The stranger paused a moment in reverie before this tender and calming spectacle.
What was taking place within him?
He alone could have told.
It is probable that he thought that this joyous house would be hospitable, and that, in a place where he beheld so much happiness, he would find perhaps a little pity.
He tapped on the pane with a very small and feeble knock.
They did not hear him.
He tapped again.
He heard the woman say,
“It seems to me, husband, that some one is knocking.”
“No,” replied the husband.
He tapped a third time.
The husband rose, took the lamp, and went to the door, which he opened.
He was a man of lofty stature, half peasant, half artisan.
He wore a huge leather apron, which reached to his left shoulder, and which a hammer, a red handkerchief, a powder-horn, and all sorts of objects which were upheld by the girdle, as in a pocket, caused to bulge out.
He carried his head thrown backwards; his shirt, widely opened and turned back, displayed his bull neck, white and bare.

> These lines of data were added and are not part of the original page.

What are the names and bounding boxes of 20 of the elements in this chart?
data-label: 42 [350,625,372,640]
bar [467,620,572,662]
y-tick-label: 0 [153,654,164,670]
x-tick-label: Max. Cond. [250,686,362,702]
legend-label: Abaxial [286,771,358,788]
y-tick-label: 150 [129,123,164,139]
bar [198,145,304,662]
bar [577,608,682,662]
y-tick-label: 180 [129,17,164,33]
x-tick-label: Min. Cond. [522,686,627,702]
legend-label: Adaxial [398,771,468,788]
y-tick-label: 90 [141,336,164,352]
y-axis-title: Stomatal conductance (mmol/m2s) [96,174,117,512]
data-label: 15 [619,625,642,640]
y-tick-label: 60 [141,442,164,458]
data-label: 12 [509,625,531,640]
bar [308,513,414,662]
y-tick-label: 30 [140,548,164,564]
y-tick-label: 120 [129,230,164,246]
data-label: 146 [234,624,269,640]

He had thick eyelashes, enormous black whiskers, prominent eyes, the lower part of his face like a snout; and besides all this, that air of being on his own ground, which is indescribable.
“Pardon me, sir,” said the wayfarer, “Could you, in consideration of payment, give me a plate of soup and a corner of that shed yonder in the garden, in which to sleep?
Tell me; can you?
For money?”
“Who are you?” demanded the master of the house.
The man replied:
“I have just come from Puy-Moisson.
I have walked all day long.
I have travelled twelve leagues.
Can you?—if I pay?”
“I would not refuse,” said the peasant, “to lodge any respectable man who would pay me.
But why do you not go to the inn?”
“There is no room.”
“Bah! Impossible.
This is neither a fair nor a market day.
Have you been to Labarre?”
“Yes.”
“Well?”
The traveller replied with embarrassment: “I do not know. He did not receive me.”
“Have you been to What’s-his-name’s, in the Rue Chaffaut?”
The stranger’s embarrassment increased; he stammered,
“He did not receive me either.”
The peasant’s countenance assumed an expression of distrust; he surveyed the newcomer from head to feet, and suddenly exclaimed, with a sort of shudder:—
“Are you the man?—”
He cast a fresh glance upon the stranger, took three steps backwards, placed the lamp on the table, and took his gun down from the wall.
Meanwhile, at the words, Are you the man? the woman had risen, had clasped her two children in her arms, and had taken refuge precipitately behind her husband, staring in terror at the stranger, with her bosom uncovered, and with frightened eyes, as she murmured in a low tone,
“Tso-maraude.”1
All this took place in less time than it requires to picture it to one’s self.
After having scrutinized the man for several moments, as one scrutinizes a viper, the master of the house returned to the door and said:—
“Clear out!”
“For pity’s sake, a glass of water,” said the man.
“A shot from my gun!” said the peasant. Then he closed the door violently, and the man heard him shoot two large bolts.
A moment later, the window-shutter was closed, and the sound of a bar of iron which was placed against it was audible outside.
Night continued to fall.
A cold wind from the Alps was blowing.